As free-spirited as its proponents would like to think folk music is, the genre has some unwritten fashion rules--as the Wailin' Jennys' Cara Luft found out.

"When we started playing together, we all started dressing nicely," says Luft, on the phone from her Winnipeg home. She's the alto in the three-part-harmonizing troupe, whose other members are Nicky Mehta and Ruth Moody. "But instead of dressing nice with an alternative flair I was dressing nice with a nice flair, which is fine, but isn't really me. So I thought 'How do I balance between the two?' "

Luft compromised with short boots from a famous Vancouver shoe boutique along with tights and a skirt. "That was looking kinda funky. And then," the singer adds with a big laugh, "on our last tour I bought knee-high socks totally striped with different colours and decided to wear them on-stage with clothes that maybe didn't match. When I came out of my room and asked 'What do you think?' they [Moody and Mehta] just went, 'Umm.' I think they were trying to support me in my endeavour without being too 'You can't wear that.' "
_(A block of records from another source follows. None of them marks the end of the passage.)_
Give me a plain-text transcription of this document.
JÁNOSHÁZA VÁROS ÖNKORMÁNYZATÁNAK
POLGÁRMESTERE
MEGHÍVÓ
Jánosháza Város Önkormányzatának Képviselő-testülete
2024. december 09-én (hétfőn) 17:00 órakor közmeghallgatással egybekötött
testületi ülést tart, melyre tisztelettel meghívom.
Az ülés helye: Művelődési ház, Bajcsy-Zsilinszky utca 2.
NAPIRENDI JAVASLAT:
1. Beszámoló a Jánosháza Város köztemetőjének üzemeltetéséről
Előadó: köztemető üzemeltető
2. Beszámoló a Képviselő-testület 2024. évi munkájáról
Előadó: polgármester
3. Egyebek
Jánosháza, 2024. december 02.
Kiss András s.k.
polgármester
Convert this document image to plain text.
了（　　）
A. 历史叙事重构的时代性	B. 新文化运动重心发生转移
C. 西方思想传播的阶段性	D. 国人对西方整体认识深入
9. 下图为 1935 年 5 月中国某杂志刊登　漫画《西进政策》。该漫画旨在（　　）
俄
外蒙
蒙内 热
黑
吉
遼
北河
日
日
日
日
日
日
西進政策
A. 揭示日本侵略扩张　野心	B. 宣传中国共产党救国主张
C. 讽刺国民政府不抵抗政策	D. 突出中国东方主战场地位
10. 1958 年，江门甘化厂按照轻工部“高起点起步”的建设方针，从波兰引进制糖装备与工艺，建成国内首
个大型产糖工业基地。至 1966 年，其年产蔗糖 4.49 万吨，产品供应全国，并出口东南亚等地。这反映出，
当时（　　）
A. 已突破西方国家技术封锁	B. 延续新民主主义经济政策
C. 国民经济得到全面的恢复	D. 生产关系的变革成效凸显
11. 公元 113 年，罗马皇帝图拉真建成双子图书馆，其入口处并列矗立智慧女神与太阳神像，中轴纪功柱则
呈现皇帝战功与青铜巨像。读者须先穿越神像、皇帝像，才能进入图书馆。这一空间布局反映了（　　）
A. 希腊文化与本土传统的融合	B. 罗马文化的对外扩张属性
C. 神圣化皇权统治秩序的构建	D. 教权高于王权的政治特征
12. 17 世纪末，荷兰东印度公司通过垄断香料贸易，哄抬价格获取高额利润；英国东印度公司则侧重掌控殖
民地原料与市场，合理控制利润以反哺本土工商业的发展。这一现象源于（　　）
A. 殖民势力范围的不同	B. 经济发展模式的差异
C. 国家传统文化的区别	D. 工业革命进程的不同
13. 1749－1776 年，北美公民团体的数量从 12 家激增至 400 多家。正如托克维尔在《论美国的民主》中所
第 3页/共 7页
The Wailin' Jennys find a far more harmonious balance on 40 Days, their debut full-length. The Winnipeggers vocalize beautifully on traditional folk tunes, originals, and contemporary covers by the likes of John Hiatt ("Take It Down") and Neil Young ("Old Man", the video of which is currently in rotation on CMT). Of the tracks written by the band, Mehta's "Arlington" is a haunting downer, Moody's "Heaven When We're Home" is an upbeat acoustic travellin' song, and Luft's "Untitled" verges on pop.

Luft credits the range of songwriting styles to the Jennys' different musical backgrounds. Moody, she says, listens to a lot of classical and Celtic, and Mehta is a fan of Britpop. Luft brings the rock, though she grew up in a folk-music household.

"My parents were folksingers in Calgary," says the Alberta-raised artist. "They did it professionally on weekends and in the summer. It was a very interesting upbringing. We didn't have a television, and we were surrounded by instruments and records. Lots of musicians touring through town would stay with us. We often had house concerts in our basement."

On 40 Days, Luft adds electric guitar where she can, but mostly the three Jennys play acoustic. Moody also contributes bodhran, while on-stage she and Luft have added accordion and mandolin to their respective repertoires.

"We're trying to expand our sound," Luft says. "Though I have to admit, touring with all these instruments is not very easy!"

Expanding its sonic palette is an admirable goal for an ensemble that came together only two years ago, for what was to be a one-off gig at a Winnipeg guitar shop. All three had musical careers prior: Moody was lead singer with roots act Scríƒ ¼j MacDuhk, and each of them had released solo records. But with their chemistry apparent to all who hear their harmonies, they've made the band their priority. And aside from the occasional apparel faux pas, it's been a pretty smooth ride so far.

"One time we had done a showcase and then we were supposed to chat it up with agents," says Luft, who displays her keen fashion sense, while the other Jennys look on, at the Vancouver Folk Music Festival Saturday and Sunday (July 17 and 18). "And I was wearing this outfit on-stage and it was warm so after the show I thought 'I'm not wearing these clothes, they make me sweat!' So I changed into these secondhand red-and-white-checkered shorts and pink top with a picture of Fozzie Bear and sandals and came out and said, 'I'm ready!' " She cackles. "And I said, 'How does this look?' And they said, 'You're not really going to wear that, are you? The colours don't really match!' And I said, 'I think they do,' and I wore it anyway."